When Shriek arrived in 2014, one of the only interesting guitar bands of their time had now forsaken the guitar. Some fans got really stuck on that. Who knows whether that’s a commentary on just how far away 2011 is or just how much people fell in love with Wye Oak’s original sound, but anecdotally, you could hear people wishing they’d return to it.
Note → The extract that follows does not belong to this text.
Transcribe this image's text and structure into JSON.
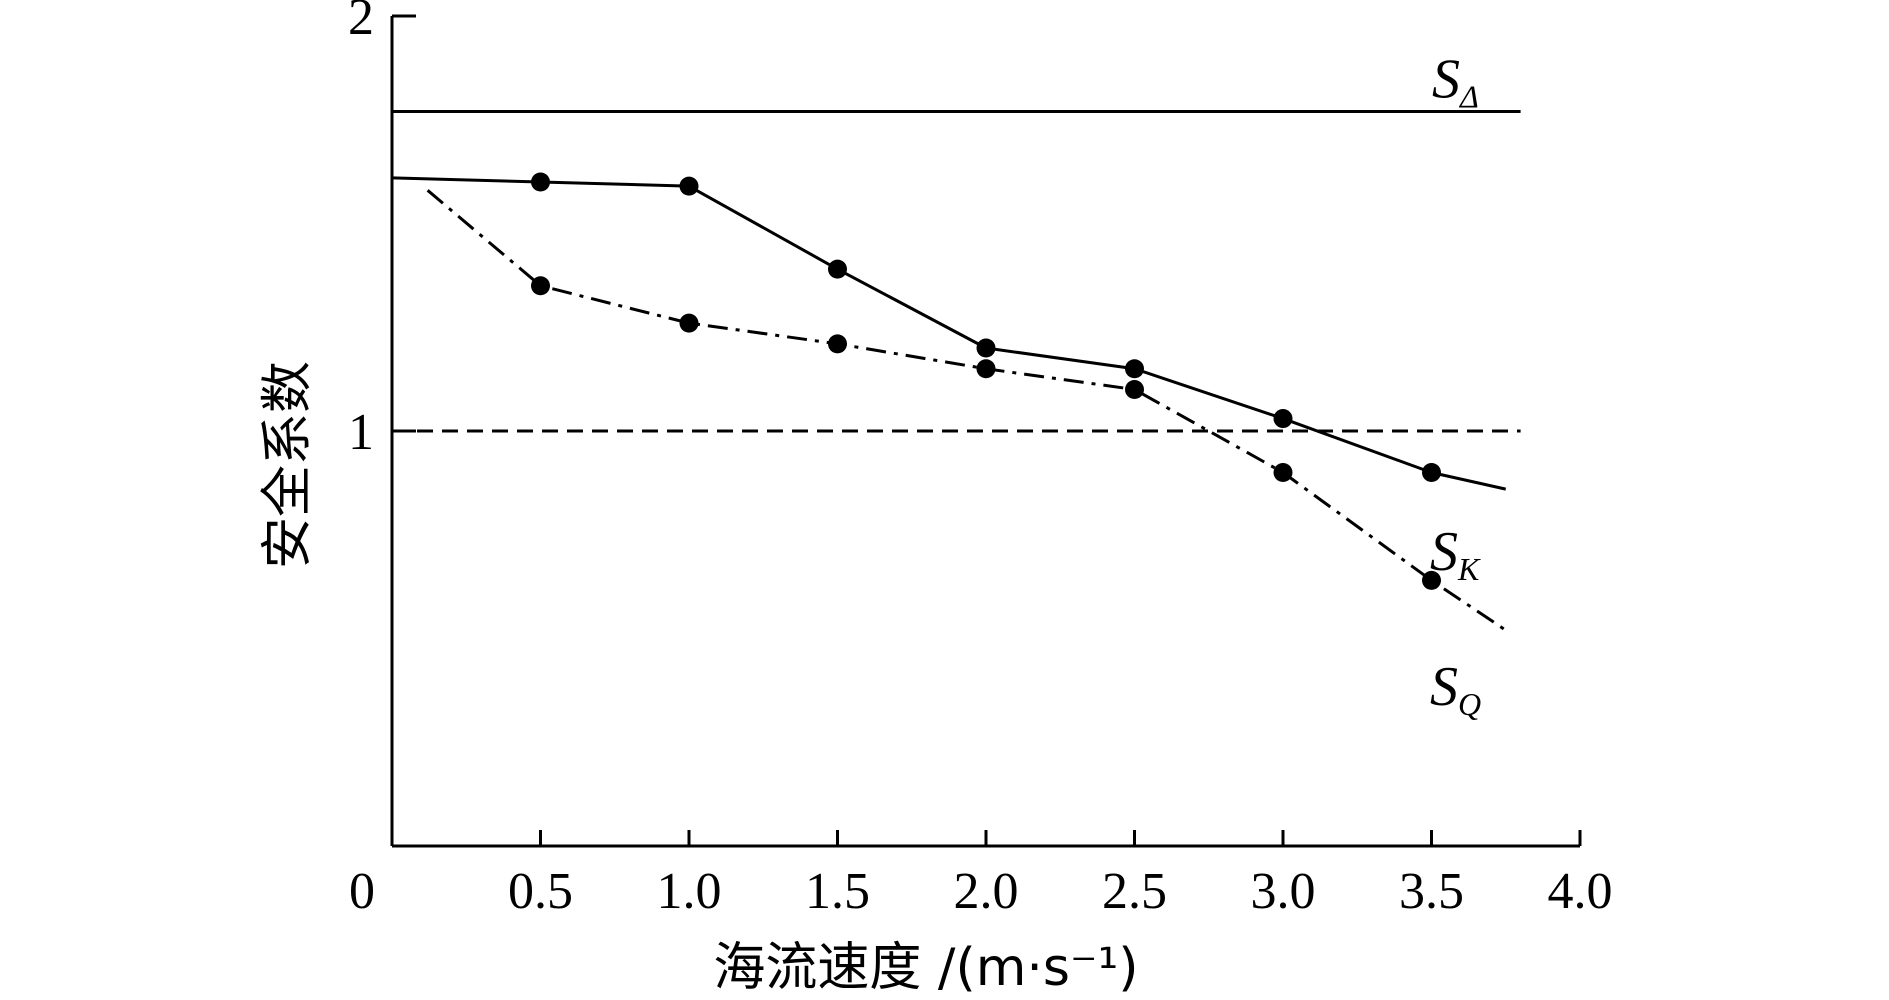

And, indeed, it’s always thrilling when Wasner’s writing takes her back to that place, like on the one-off Wye Oak single “Fortune” or, just recently, in a more mature and weathered way on the new Flock Of Dimes song “Price Of Blue.” But Wye Oak weren’t going to be that kind of band. For years now, Wasner and Stack have talked about how there had to be hard reset, a statement record that allowed Wye Oak to become whatever they wanted or needed it to be. Wye Oak have since mutated, twisted, reframed that initial three-album arc as one small, linear chapter in a career that wouldn’t settle in one place. In that sense, Civilian was the death of Wye Oak as we once knew them.
It had to be that way. Civilian was the final purge, the final catharsis, that all their early years had been leading up to. There was nowhere else to take this sound. Nothing’s ever solved in their music, but here, in some way, they reached as much of a conclusion as could ever be offered by the next set of ellipses. Civilian remains a high watermark in Wye Oak’s career, and maybe it did something for Wasner and Stack as individuals, too. As these songs grappled with leaving things behind, so too would the duo soon leave this phase of Wye Oak behind; that part of their work was done. Having perfectly captured a hazy, winding portrait of messy human emotions, it was time to move on. That makes Civilian an album of hellos and goodbyes at the same time, introducing us to everything Wye Oak could be, before setting the stage for the other Wye Oaks we’d soon get to know, and the all the others we’ve still yet to meet.